Il existe plusieurs SO questions portant sur une forme ou une autre de ce sujet, mais elles semblent toutes terriblement inefficaces pour supprimer une seule ligne d'un fichier csv (généralement, elles impliquent de copier l'intégralité du fichier). Si j'ai un csv formaté comme ceci:

fname,lname,age,sex
John,Doe,28,m
Sarah,Smith,27,f
Xavier,Moore,19,m

Quelle est la façon la plus efficace de supprimer la ligne de Sarah? Si possible, je voudrais éviter de copier tout le fichier.

20
SamBG

Vous avez ici un problème fondamental. Aucun système de fichiers actuel (à ma connaissance) ne permet de supprimer un tas d'octets au milieu d'un fichier. Vous pouvez remplacer les octets existants ou écrire un nouveau fichier. Donc, vos options sont:

  • Créez une copie du fichier sans la ligne incriminée, supprimez l'ancien et renommez le nouveau fichier en place. (C'est l'option que vous souhaitez éviter).
  • Remplacez les octets de la ligne par quelque chose qui sera ignoré. Selon exactement ce qui va lire le fichier, un caractère de commentaire peut fonctionner, ou des espaces peuvent fonctionner (ou peut-être même \0).
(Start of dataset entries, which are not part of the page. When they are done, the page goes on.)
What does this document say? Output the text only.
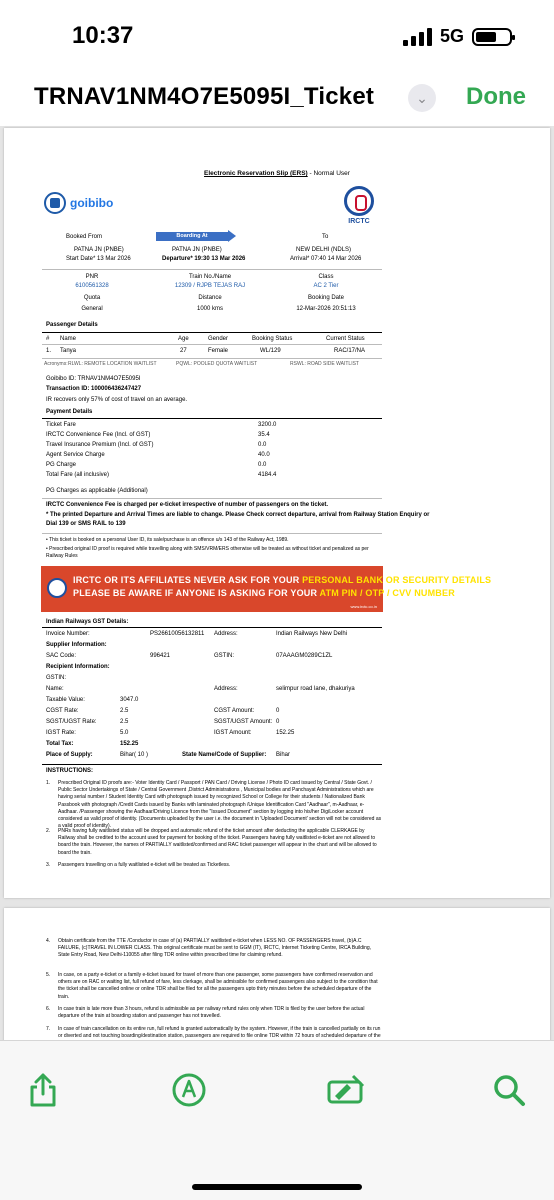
10:37	5G
TRNAV1NM4O7E5095I_Ticket	⌄	Done
Electronic Reservation Slip (ERS) - Normal User
goibibo
IRCTC
Booked From	Boarding At	To
PATNA JN (PNBE)	PATNA JN (PNBE)	NEW DELHI (NDLS)
Start Date* 13 Mar 2026	Departure* 19:30 13 Mar 2026	Arrival* 07:40 14 Mar 2026
PNR	Train No./Name	Class
6100561328	12309 / RJPB TEJAS RAJ	AC 2 Tier
Quota	Distance	Booking Date
General	1000 kms	12-Mar-2026 20:51:13
Passenger Details
# Name	Age	Gender	Booking Status	Current Status
1. Tanya	27	Female	WL/129	RAC/17/NA
Acronyms: RLWL: REMOTE LOCATION WAITLIST	PQWL: POOLED QUOTA WAITLIST	RSWL: ROAD SIDE WAITLIST
Goibibo ID: TRNAV1NM4O7E5095I
Transaction ID: 100006436247427
IR recovers only 57% of cost of travel on an average.
Payment Details
Ticket Fare	3200.0
IRCTC Convenience Fee (Incl. of GST)	35.4
Travel Insurance Premium (Incl. of GST)	0.0
Agent Service Charge	40.0
PG Charge	0.0
Total Fare (all inclusive)	4184.4
PG Charges as applicable (Additional)
IRCTC Convenience Fee is charged per e-ticket irrespective of number of passengers on the ticket.
* The printed Departure and Arrival Times are liable to change. Please Check correct departure, arrival from Railway Station Enquiry or
Dial 139 or SMS RAIL to 139
• This ticket is booked on a personal User ID, its sale/purchase is an offence u/s 143 of the Railway Act, 1989.
• Prescribed original ID proof is required while travelling along with SMS/VRM/ERS otherwise will be treated as without ticket and penalized as per Railway Rules
IRCTC OR ITS AFFILIATES NEVER ASK FOR YOUR PERSONAL BANK OR SECURITY DETAILS
PLEASE BE AWARE IF ANYONE IS ASKING FOR YOUR ATM PIN / OTP / CVV NUMBER
www.irctc.co.in
Indian Railways GST Details:
Invoice Number:	PS26610056132811 Address:	Indian Railways New Delhi
Supplier Information:
SAC Code:	996421	GSTIN:	07AAAGM0289C1ZL
Recipient Information:
GSTIN:
Name:	Address:	selimpur road lane, dhakuriya
Taxable Value:	3047.0
CGST Rate:	2.5	CGST Amount:	0
SGST/UGST Rate:	2.5	SGST/UGST Amount: 0
IGST Rate:	5.0	IGST Amount:	152.25
Total Tax:	152.25
Place of Supply:	Bihar( 10 )	State Name/Code of Supplier: Bihar
INSTRUCTIONS:
1. Prescribed Original ID proofs are:- Voter Identity Card / Passport / PAN Card / Driving License / Photo ID card issued by Central / State Govt. / Public Sector Undertakings of State / Central Government ,District Administrations , Municipal bodies and Panchayat Administrations which are having serial number / Student Identity Card with photograph issued by recognized School or College for their students / Nationalized Bank Passbook with photograph /Credit Cards issued by Banks with laminated photograph /Unique Identification Card "Aadhaar", m-Aadhaar, e-Aadhaar. /Passenger showing the Aadhaar/Driving Licence from the "Issued Document" section by logging into his/her DigiLocker account considered as valid proof of identity. (Documents uploaded by the user i.e. the document in 'Uploaded Document' section will not be considered as a valid proof of identity).
2. PNRs having fully waitlisted status will be dropped and automatic refund of the ticket amount after deducting the applicable CLERKAGE by Railway shall be credited to the account used for payment for booking of the ticket. Passengers having fully waitlisted e-ticket are not allowed to board the train. However, the names of PARTIALLY waitlisted/confirmed and RAC ticket passenger will appear in the chart and will be allowed to board the train.
3. Passengers travelling on a fully waitlisted e-ticket will be treated as Ticketless.
4. Obtain certificate from the TTE /Conductor in case of (a) PARTIALLY waitlisted e-ticket when LESS NO. OF PASSENGERS travel, (b)A.C FAILURE, (c)TRAVEL IN LOWER CLASS. This original certificate must be sent to GGM (IT), IRCTC, Internet Ticketing Centre, IRCA Building, State Entry Road, New Delhi-110055 after filing TDR online within prescribed time for claiming refund.
5. In case, on a party e-ticket or a family e-ticket issued for travel of more than one passenger, some passengers have confirmed reservation and others are on RAC or waiting list, full refund of fare, less clerkage, shall be admissible for confirmed passengers also subject to the condition that the ticket shall be cancelled online or online TDR shall be filed for all the passengers upto thirty minutes before the scheduled departure of the train.
6. In case train is late more than 3 hours, refund is admissible as per railway refund rules only when TDR is filed by the user before the actual departure of the train at boarding station and passenger has not travelled.
7. In case of train cancellation on its entire run, full refund is granted automatically by the system. However, if the train is cancelled partially on its run or diverted and not touching boarding/destination station, passengers are required to file online TDR within 72 hours of scheduled departure of the
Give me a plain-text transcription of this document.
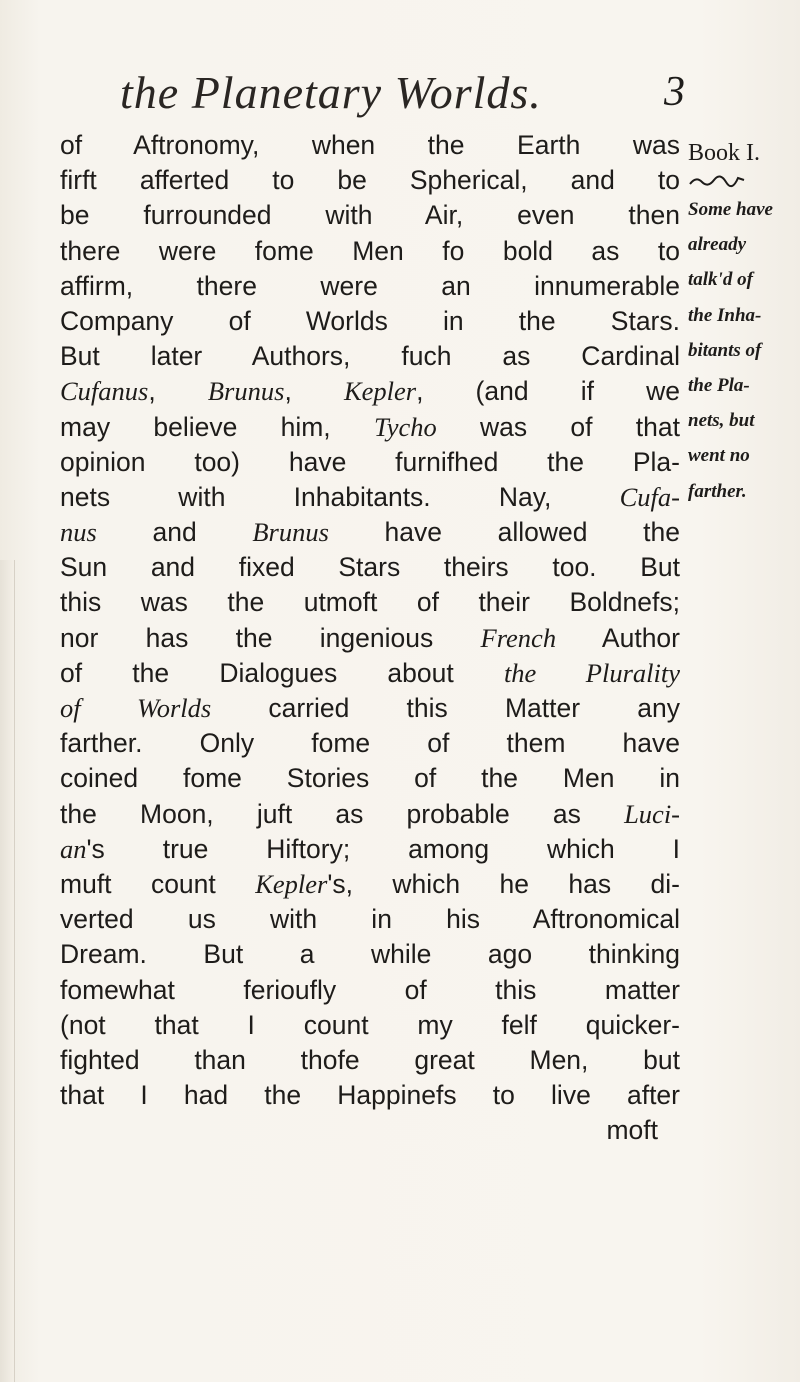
the Planetary Worlds.	3
of Aftronomy, when the Earth was
firft afferted to be Spherical, and to
be furrounded with Air, even then
there were fome Men fo bold as to
affirm, there were an innumerable
Company of Worlds in the Stars.
But later Authors, fuch as Cardinal
Cufanus, Brunus, Kepler, (and if we
may believe him, Tycho was of that
opinion too) have furnifhed the Pla-
nets with Inhabitants. Nay, Cufa-
nus and Brunus have allowed the
Sun and fixed Stars theirs too. But
this was the utmoft of their Boldnefs;
nor has the ingenious French Author
of the Dialogues about the Plurality
of Worlds carried this Matter any
farther. Only fome of them have
coined fome Stories of the Men in
the Moon, juft as probable as Luci-
an's true Hiftory; among which I
muft count Kepler's, which he has di-
verted us with in his Aftronomical
Dream. But a while ago thinking
fomewhat ferioufly of this matter
(not that I count my felf quicker-
fighted than thofe great Men, but
that I had the Happinefs to live after
moft
Book I.
Some have
already
talk'd of
the Inha-
bitants of
the Pla-
nets, but
went no
farther.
Si vous voulez être complètement générique, ce n'est pas une option avec les fichiers CSV, car il n'y a pas de caractère de commentaire défini.
  • Comme dernière mesure désespérée, vous pourriez:
    • lire jusqu'à la ligne que vous souhaitez supprimer
    • lire le reste du fichier en mémoire
    • et écraser la ligne et toutes les lignes suivantes avec les données que vous souhaitez conserver.
    • tronquer le fichier comme position finale (les systèmes de fichiers le permettent généralement).

La dernière option n'aide évidemment pas beaucoup si vous essayez de supprimer la première ligne (mais elle est pratique si vous souhaitez supprimer une ligne vers la fin). Il est également horriblement vulnérable aux plantages au milieu du processus.

27
Martin Bonner

C'est une façon. Vous devez charger le reste du fichier dans un tampon, mais c'est le meilleur que je puisse penser en Python:

with open('afile','r+') as fd:
    delLine = 4
    for i in range(delLine):
        pos = fd.tell()
        fd.readline()
    rest = fd.read()
    fd.seek(pos)
    fd.truncate()
    fd.write(rest)
    fd.close()

J'ai résolu cela comme si vous connaissiez le numéro de ligne. Si vous voulez vérifier le texte, au lieu de la boucle ci-dessus:

pos = fd.tell()
while fd.readline().startswith('Sarah'): pos = fd.tell()

Il y aura une exception si "Sarah" n'est pas trouvée.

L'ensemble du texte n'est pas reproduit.